Treatment with Pomalyst (pomalidomide) in combination with Velcade (bortezomib) and dexamethasone prolongs survival without disease worsening in patients with multiple myeloma who have failed prior treatments, including Revlimid (lenalidomide), results from a pivotal clinical trial show.
Building on this data, the European Commission recently approved the triple combo as an early therapy for adults whose myeloma came back (relapsed) or continued to progress (refractory) after prior treatment.
The triple regimen showed no major safety concerns, supporting the potential of this combination for treatment-resistant myelomas.
“A growing population of patients with [Revlimid]-pretreated multiple myeloma, including those considered [resistant to Revlimid], need early-line treatment after relapse or refractory disease develops,” researchers said.
The trial’s results were reported in a study titled “Pomalidomide, bortezomib, and dexamethasone for patients with relapsed or refractory multiple myeloma previously treated with lenalidomide (OPTIMISMM): a randomised, open-label, phase 3 trial,” published in the journal The Lancet Oncology.
Combining agents with different mechanisms of action offers a viable approach to overcoming tumor diversity and drug resistance. Such a strategy allows clinicians to combine therapies that directly target the tumor, such as Velcade and dexamethasone, with other agents such as Pomalyst that will stimulate the immune system to specifically attack and kill cancer cells.
Similarly to Revlimid, Pomalyst (sold as Imnovid in Europe) is an immunomodulatory agent with both potent tumor-killing and immunostimulatory effects. However, it has a distinct mechanism of action and pharmacological properties.
One important property is that Pomalyst is active against Revlimid-resistant myeloma cells, which has been demonstrated in cancer models in the lab as well as in clinical trials with patients.
Results from a Phase 1/2 trial (NCT01212952) demonstrated that Pomalyst combined with Velcade and dexamethasone — a standard therapy combination for myeloma — could prolong survival without signs of tumor progression in patients with Revlimid-resistant disease.
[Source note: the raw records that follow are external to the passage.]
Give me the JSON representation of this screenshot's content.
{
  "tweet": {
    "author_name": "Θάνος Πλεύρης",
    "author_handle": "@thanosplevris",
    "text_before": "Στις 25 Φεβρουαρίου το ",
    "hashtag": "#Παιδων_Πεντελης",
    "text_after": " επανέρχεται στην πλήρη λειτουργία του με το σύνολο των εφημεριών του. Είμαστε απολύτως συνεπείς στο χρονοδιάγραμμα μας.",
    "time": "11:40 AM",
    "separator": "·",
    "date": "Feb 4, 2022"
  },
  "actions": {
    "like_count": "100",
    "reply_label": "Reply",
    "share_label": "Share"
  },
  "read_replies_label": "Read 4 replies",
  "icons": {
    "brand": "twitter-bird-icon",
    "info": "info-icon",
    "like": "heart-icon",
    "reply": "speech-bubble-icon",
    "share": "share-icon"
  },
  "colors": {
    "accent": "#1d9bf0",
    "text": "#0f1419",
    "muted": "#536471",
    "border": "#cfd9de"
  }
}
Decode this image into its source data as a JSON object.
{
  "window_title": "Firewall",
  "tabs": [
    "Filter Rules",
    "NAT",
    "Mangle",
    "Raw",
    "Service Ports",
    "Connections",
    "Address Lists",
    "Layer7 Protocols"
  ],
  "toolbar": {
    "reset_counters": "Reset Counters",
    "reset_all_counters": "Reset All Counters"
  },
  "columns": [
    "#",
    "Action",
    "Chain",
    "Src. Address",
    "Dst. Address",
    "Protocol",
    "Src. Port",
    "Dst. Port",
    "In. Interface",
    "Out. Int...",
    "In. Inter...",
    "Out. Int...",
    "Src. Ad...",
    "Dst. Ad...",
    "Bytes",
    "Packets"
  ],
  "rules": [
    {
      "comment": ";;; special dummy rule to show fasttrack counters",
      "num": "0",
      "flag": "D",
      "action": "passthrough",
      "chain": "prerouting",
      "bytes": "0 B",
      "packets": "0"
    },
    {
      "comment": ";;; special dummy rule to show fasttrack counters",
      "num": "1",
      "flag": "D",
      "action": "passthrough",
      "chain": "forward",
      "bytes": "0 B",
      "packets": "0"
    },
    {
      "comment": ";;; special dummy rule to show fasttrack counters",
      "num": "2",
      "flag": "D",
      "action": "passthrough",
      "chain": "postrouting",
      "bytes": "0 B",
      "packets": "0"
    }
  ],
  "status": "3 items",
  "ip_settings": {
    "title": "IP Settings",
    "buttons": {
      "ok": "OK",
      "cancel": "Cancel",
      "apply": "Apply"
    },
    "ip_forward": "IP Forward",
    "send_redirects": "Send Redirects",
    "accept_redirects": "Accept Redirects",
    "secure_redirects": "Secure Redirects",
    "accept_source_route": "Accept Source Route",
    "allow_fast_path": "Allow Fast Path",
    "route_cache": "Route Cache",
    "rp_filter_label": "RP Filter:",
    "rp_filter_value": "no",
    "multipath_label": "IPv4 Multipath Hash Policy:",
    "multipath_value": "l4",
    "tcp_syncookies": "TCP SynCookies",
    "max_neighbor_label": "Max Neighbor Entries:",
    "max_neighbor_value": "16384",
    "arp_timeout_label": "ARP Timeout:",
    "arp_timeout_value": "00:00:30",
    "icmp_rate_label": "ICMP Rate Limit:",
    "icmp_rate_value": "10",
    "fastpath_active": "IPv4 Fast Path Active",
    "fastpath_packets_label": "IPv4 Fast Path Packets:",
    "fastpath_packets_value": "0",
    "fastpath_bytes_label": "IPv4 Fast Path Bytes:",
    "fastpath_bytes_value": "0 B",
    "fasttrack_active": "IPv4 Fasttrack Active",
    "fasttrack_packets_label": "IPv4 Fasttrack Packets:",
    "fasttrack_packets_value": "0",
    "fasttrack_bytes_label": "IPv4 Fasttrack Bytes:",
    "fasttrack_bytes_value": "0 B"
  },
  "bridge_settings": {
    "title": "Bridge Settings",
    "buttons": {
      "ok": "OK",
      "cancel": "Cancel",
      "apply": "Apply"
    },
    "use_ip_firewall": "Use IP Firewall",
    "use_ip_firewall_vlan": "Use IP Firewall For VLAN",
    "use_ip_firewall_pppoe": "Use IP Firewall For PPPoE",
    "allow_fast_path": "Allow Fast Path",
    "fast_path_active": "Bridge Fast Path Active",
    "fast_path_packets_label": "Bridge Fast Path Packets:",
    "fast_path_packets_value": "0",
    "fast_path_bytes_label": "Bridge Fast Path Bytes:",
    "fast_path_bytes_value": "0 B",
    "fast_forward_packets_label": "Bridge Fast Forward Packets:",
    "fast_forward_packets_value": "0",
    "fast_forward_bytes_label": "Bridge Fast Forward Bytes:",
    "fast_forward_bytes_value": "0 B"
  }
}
The study was sponsored by Celgene and conducted at several clinical sites worldwide. It was designed to compare Pomalyst-Velcade-low-dose dexamethasone triple regimen versus Velcade plus low-dose dexamethasone in patients with relapsed or refractory myeloma who failed to respond to prior lines of therapy.
A total of 559 patients were randomly assigned to 21-day cycles of either one of those treatment regimens, until disease progression or unacceptable toxicity. Approximately 70% of the participants were refractory to Revlimid.
Patients receive the therapies for a median of 8.8 months with the triple combo and 4.9 months with the dual therapy.
At a median follow-up time of 15.9 months, triple Polamyst combo showed to significantly prolong patients’ lives without disease progression compared with the dual regimen (median of 11.2 months versus 7.1 months), effectively reducing the risk of disease progression or death by 39%.
A similar benefit was reported in patients with Revlimid-resistant disease, who also lived significantly longer without signs of disease worsening (median of 9.53 months versus 5.59 months), as well as for patients who relapsed or did not respond to one prior treatment (median of 20·73 months vs. 11·63 months).
Other clinically relevant groups also had improvements in progression-free survival, including high-risk patients with certain genetic abnormalities (median 8.44 months versus 5.32 months) and those who failed treatment with proteasome inhibitors (median 10.91 months versus 6.31 months).
The Pomalyst-based combination also led to more “durable and deeper responses,” researchers noted, with about three times as many patients achieving a very good partial response or better (52.7%), compared with patients receiving Velcade plus dexamethasone (18.3%).
In general, the safety of Pomalyst triple therapy was consistent with the well-established safety profiles of each individual agent, without new safety issues being reported. The most common severe or life-threatening adverse events were low neutrophil count (a type of white blood cell), infections, and low platelet levels.
Serious negative effects were noted in 57% versus 42% of the patients receiving the Pomalyst-based triple regimen and the dual control therapy, respectively.
During the trial, eight deaths related to treatment were reported, six of which happened in the triple therapy group and were caused by pneumonia, cardiac arrest, cardiorespiratory arrest or unknown cause. Two deaths occurred in the dual therapy group due to pneumonia and hepatic encephalopathy (a brain disorder that develops in some people with liver disease).
At data cutoff (October 2017), 185 of 278 patients assigned to the Pomalyst combo and 225 of 270 patients in the Velcade-dexamethasone control group had discontinued treatment, mainly due to disease progression or adverse events.
The trial data “support sequencing of a [Pomalyst]-based regimen immediately after [Revlimid] treatment failure for management of relapsed or refractory multiple myeloma and suggest that a switch in class of agent is not warranted for patients with previous [Revlimid] exposure or who have become refractory to [Revlimid],” researchers stated.
The team said that Pomalyst combined with Velcade and dexamethasone could “be considered an effective treatment option in this setting.”